How Transformers Get Rich: Approximation and Dynamics Analysis
Mingze Wang, Ruoxi Yu, Weinan E, Lei Wu
TL;DR
This work provides a rigorous framework for understanding how Transformers implement induction heads to enable in-context learning. It formalizes vanilla IH_2 and generalized IH_n (IH_n and GIH_n), and shows two-layer Transformers with multi-head attention (and FFNs in the generalized case) can efficiently approximate these mechanisms with explicit error bounds that depend on head count and embedding dimension. The dynamics analysis on a synthetic mixed target (a 4-gram plus an in-context 2-gram) reveals a sharp, four-phase transition from lazy n-gram behavior to rich induction-head behavior, driven by time-scale separation between DP and RPE and by component proportions. These insights illuminate the internal mechanics behind in-context learning and offer design principles for architectures aiming to leverage induction-head-like capabilities.
Abstract
Transformers have demonstrated exceptional in-context learning capabilities, yet the theoretical understanding of the underlying mechanisms remains limited. A recent work (Elhage et al., 2021) identified a ``rich'' in-context mechanism known as induction head, contrasting with ``lazy'' $n$-gram models that overlook long-range dependencies.
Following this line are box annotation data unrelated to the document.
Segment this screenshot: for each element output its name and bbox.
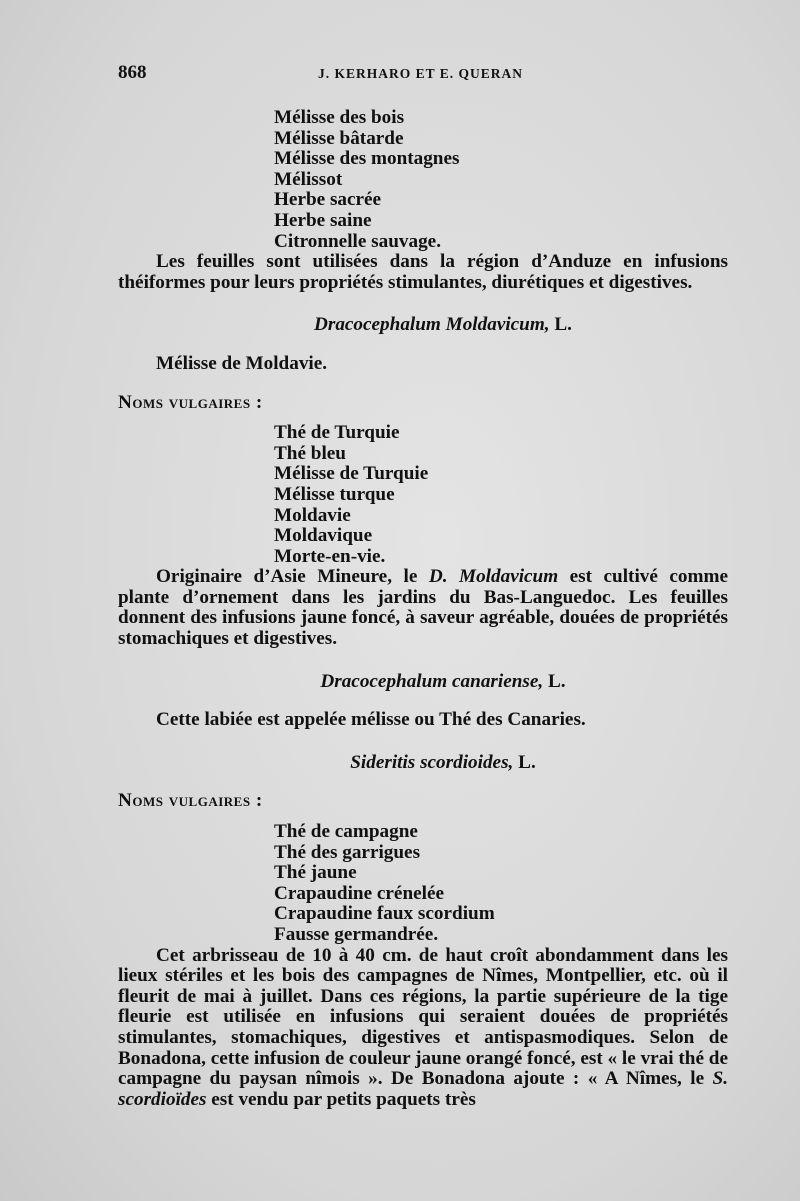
list-item: Mélisse des montagnes xyxy=(274,148,460,170)
sideritis-paragraph: Cet arbrisseau de 10 à 40 cm. de haut croît abondamment dans les lieux stériles et les bois des campagnes de Nîmes, Montpellier, etc. où il fleurit de mai à juillet. Dans ces régions, la partie supérieure de la tige fleurie est utilisée en infusions qui seraient douées de propriétés stimulantes, stomachiques, digestives et antispasmodiques. Selon de Bonadona, cette infusion de couleur jaune orangé foncé, est « le vrai thé de campagne du paysan nîmois ». De Bonadona ajoute : « A Nîmes, le S. scordioïdes est vendu par petits paquets très xyxy=(118,944,728,1110)
noms-vulgaires-label: Noms vulgaires : xyxy=(118,790,263,812)
list-item: Mélisse turque xyxy=(274,483,395,505)
list-item: Citronnelle sauvage. xyxy=(274,230,442,252)
list-item: Mélissot xyxy=(274,168,343,190)
list-item: Mélisse bâtarde xyxy=(274,127,404,149)
noms-vulgaires-label: Noms vulgaires : xyxy=(118,391,263,413)
moldavicum-names-list xyxy=(274,423,728,567)
species-title: Sideritis scordioides, xyxy=(350,751,514,773)
list-item: Thé de Turquie xyxy=(274,422,400,444)
list-item: Thé jaune xyxy=(274,862,357,884)
list-item: Moldavie xyxy=(274,504,351,526)
list-item: Crapaudine faux scordium xyxy=(274,903,495,925)
canariense-paragraph: Cette labiée est appelée mélisse ou Thé des Canaries. xyxy=(156,709,586,731)
moldavicum-paragraph: Originaire d’Asie Mineure, le D. Moldavicum est cultivé comme plante d’ornement dans les jardins du Bas-Languedoc. Les feuilles donnent des infusions jaune foncé, à saveur agréable, douées de propriétés stomachiques et digestives. xyxy=(118,566,728,650)
species-heading-sideritis xyxy=(118,753,728,774)
list-item: Moldavique xyxy=(274,525,373,547)
melisse-paragraph: Les feuilles sont utilisées dans la région d’Anduze en infusions théiformes pour leurs propriétés stimulantes, diurétiques et digestives. xyxy=(118,251,728,293)
species-heading-moldavicum xyxy=(118,315,728,336)
page-number: 868 xyxy=(118,62,147,83)
species-author: L. xyxy=(554,314,572,336)
common-name: Mélisse de Moldavie. xyxy=(156,352,328,374)
list-item: Morte-en-vie. xyxy=(274,545,386,567)
list-item: Thé de campagne xyxy=(274,821,418,843)
list-item: Herbe saine xyxy=(274,209,372,231)
sideritis-names-list xyxy=(274,822,728,946)
list-item: Crapaudine crénelée xyxy=(274,882,444,904)
list-item: Mélisse des bois xyxy=(274,107,405,128)
species-title: Dracocephalum canariense, xyxy=(320,670,544,692)
list-item: Mélisse de Turquie xyxy=(274,463,429,485)
species-author: L. xyxy=(547,670,566,692)
page-header xyxy=(118,62,728,86)
species-heading-canariense xyxy=(118,672,728,693)
running-head: J. KERHARO ET E. QUERAN xyxy=(318,66,524,81)
species-author: L. xyxy=(518,751,536,773)
list-item: Thé bleu xyxy=(274,442,346,464)
list-item: Fausse germandrée. xyxy=(274,924,439,945)
list-item: Herbe sacrée xyxy=(274,189,382,211)
list-item: Thé des garrigues xyxy=(274,841,421,863)
melisse-names-list xyxy=(274,108,728,252)
page-body xyxy=(118,108,728,1110)
species-title: Dracocephalum Moldavicum, xyxy=(314,314,550,336)
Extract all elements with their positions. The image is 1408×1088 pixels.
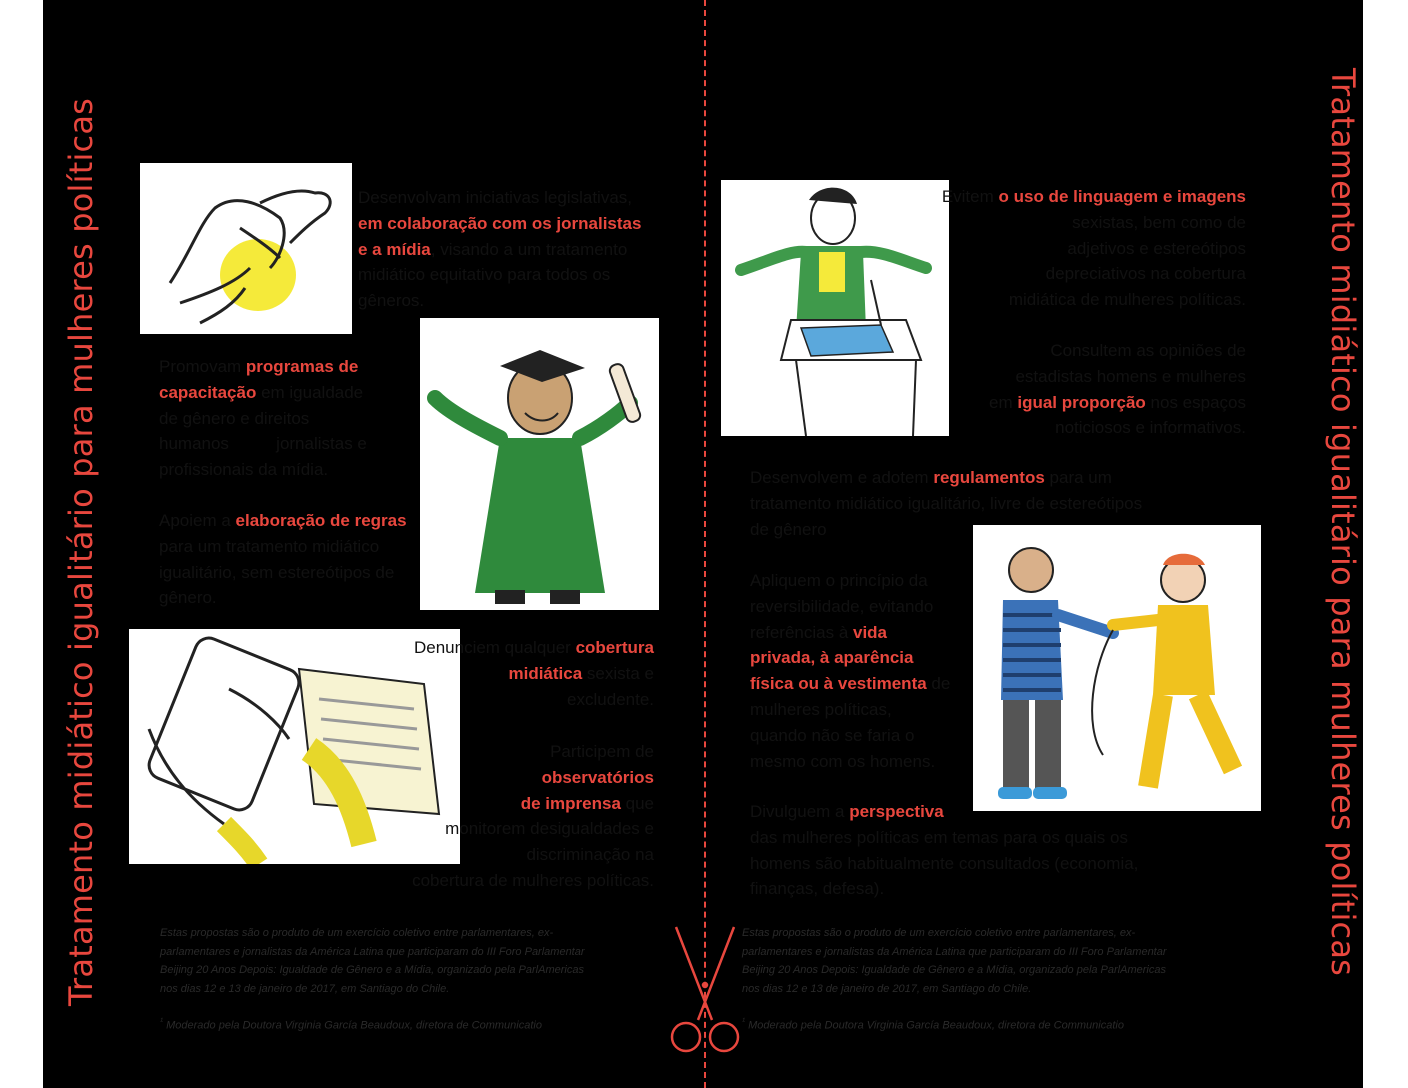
left-item-training-programs [159, 354, 419, 483]
note-line: Estas propostas são o produto de um exercício coletivo entre parlamentares, ex- [742, 927, 1136, 939]
text-line: estadistas homens e mulheres [1015, 366, 1246, 386]
note-line: Estas propostas são o produto de um exercício coletivo entre parlamentares, ex- [160, 927, 554, 939]
highlight: e a mídia [358, 239, 431, 259]
highlight: elaboração de regras [235, 511, 407, 530]
text-line: cobertura de mulheres políticas. [412, 870, 654, 890]
right-item-perspective [750, 799, 1240, 902]
text-line: Participem de [550, 742, 654, 761]
highlight: igual proporção [1017, 392, 1146, 412]
text-line: gêneros. [358, 291, 425, 311]
highlight: regulamentos [933, 468, 1045, 487]
highlight: cobertura [575, 638, 654, 657]
text-span: referências à [750, 622, 853, 642]
text-line: midiático equitativo para todos os [358, 265, 611, 285]
text-line: tratamento midiático igualitário, livre de estereótipos [750, 493, 1143, 513]
highlight: midiática [508, 663, 583, 683]
text-line: reversibilidade, evitando [750, 596, 934, 616]
text-line: gênero. [159, 588, 217, 608]
note-line: Beijing 20 Anos Depois: Igualdade de Gênero e a Mídia, organizado pela ParlAmericas [742, 964, 1166, 976]
left-item-rules [159, 508, 459, 611]
left-note [160, 924, 660, 998]
text-span: Promovam [159, 357, 246, 376]
text-line: monitorem desigualdades e [445, 819, 654, 839]
text-line: profissionais da mídia. [159, 460, 329, 480]
text-line: humanos jornalistas e [159, 434, 367, 454]
text-line: igualitário, sem estereótipos de [159, 562, 395, 582]
text-line: Apliquem o princípio da [750, 571, 928, 590]
footnote-text: Moderado pela Doutora Virginia García Beaudoux, diretora de Communicatio [163, 1019, 542, 1032]
text-line: Consultem as opiniões de [1050, 341, 1246, 360]
handshake-illustration [140, 163, 352, 334]
scissors-icon [662, 925, 748, 1057]
highlight: perspectiva [849, 802, 944, 821]
highlight: programas de [245, 357, 359, 376]
text-line: adjetivos e estereótipos [1067, 238, 1246, 258]
highlight: física ou à vestimenta [750, 674, 927, 694]
right-item-avoid-sexist-language [880, 184, 1246, 313]
text-span: para um [1044, 468, 1112, 487]
text-line: midiática de mulheres políticas. [1008, 290, 1246, 310]
vertical-title-right: Tratamento midiático igualitário para mulheres políticas [1324, 68, 1362, 977]
text-line: mesmo com os homens. [750, 751, 936, 771]
text-span: , visando a um tratamento [430, 239, 628, 259]
text-line: das mulheres políticas em temas para os quais os [750, 827, 1128, 847]
text-line: mulheres políticas, [750, 699, 892, 719]
highlight: em colaboração com os jornalistas [358, 213, 642, 233]
note-line: parlamentares e jornalistas da América Latina que participaram do III Foro Parlamentar [160, 945, 585, 958]
text-line: noticiosos e informativos. [1055, 418, 1246, 438]
right-note [742, 924, 1252, 998]
text-span: Apoiem a [159, 511, 236, 530]
text-span: Denunciem qualquer [413, 638, 576, 657]
footnote-mark: ¹ [160, 1016, 164, 1026]
text-span: que [620, 793, 654, 813]
text-line: homens são habitualmente consultados (economia, [750, 853, 1139, 873]
text-line: sexistas, bem como de [1072, 212, 1246, 232]
note-line: Beijing 20 Anos Depois: Igualdade de Gênero e a Mídia, organizado pela ParlAmericas [160, 964, 584, 976]
text-line: discriminação na [526, 845, 654, 865]
text-span: sexista e [582, 663, 654, 683]
text-line: excludente. [567, 689, 654, 709]
text-span: Divulguem a [750, 802, 850, 821]
left-item-legislative-initiatives [358, 185, 658, 314]
text-span: nos espaços [1145, 392, 1246, 412]
highlight: de imprensa [520, 793, 621, 813]
note-line: parlamentares e jornalistas da América Latina que participaram do III Foro Parlamentar [742, 945, 1167, 958]
text-line: finanças, defesa). [750, 879, 885, 899]
footnote-text: Moderado pela Doutora Virginia García Beaudoux, diretora de Communicatio [745, 1019, 1124, 1032]
left-item-denounce [340, 635, 654, 712]
text-span: em [989, 392, 1018, 412]
footnote-mark: ¹ [742, 1016, 746, 1026]
text-span: Evitem [941, 187, 999, 206]
highlight: o uso de linguagem e imagens [998, 187, 1246, 206]
text-span: em igualdade [256, 382, 364, 402]
text-line: depreciativos na cobertura [1045, 264, 1246, 284]
highlight: capacitação [159, 382, 257, 402]
text-line: Desenvolvam iniciativas legislativas, [358, 188, 633, 207]
text-span: Desenvolvem e adotem [750, 468, 934, 487]
text-line: para um tratamento midiático [159, 536, 380, 556]
highlight: privada, à aparência [750, 648, 914, 668]
right-item-regulations [750, 465, 1240, 542]
text-line: quando não se faria o [750, 725, 915, 745]
right-footnote [742, 1016, 1124, 1032]
highlight: observatórios [541, 767, 654, 787]
highlight: vida [853, 622, 888, 642]
note-line: nos dias 12 e 13 de janeiro de 2017, em Santiago do Chile. [160, 982, 450, 995]
right-item-reversibility [750, 568, 980, 774]
text-line: de gênero [750, 519, 827, 539]
text-line: de gênero e direitos [159, 408, 310, 428]
text-span: de [926, 674, 951, 694]
interview-illustration [973, 525, 1261, 811]
left-item-observatories [340, 739, 654, 894]
vertical-title-left: Tratamento midiático igualitário para mulheres políticas [62, 97, 100, 1006]
left-footnote [160, 1016, 542, 1032]
note-line: nos dias 12 e 13 de janeiro de 2017, em Santiago do Chile. [742, 982, 1032, 995]
right-item-consult-opinions [880, 338, 1246, 441]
In this work, we provide both approximation and dynamics analyses of how transformers implement induction heads. In the {\em approximation} analysis, we formalize both standard and generalized induction head mechanisms, and examine how transformers can efficiently implement them, with an emphasis on the distinct role of each transformer submodule. For the {\em dynamics} analysis, we study the training dynamics on a synthetic mixed target, composed of a 4-gram and an in-context 2-gram component. This controlled setting allows us to precisely characterize the entire training process and uncover an {\em abrupt transition} from lazy (4-gram) to rich (induction head) mechanisms as training progresses.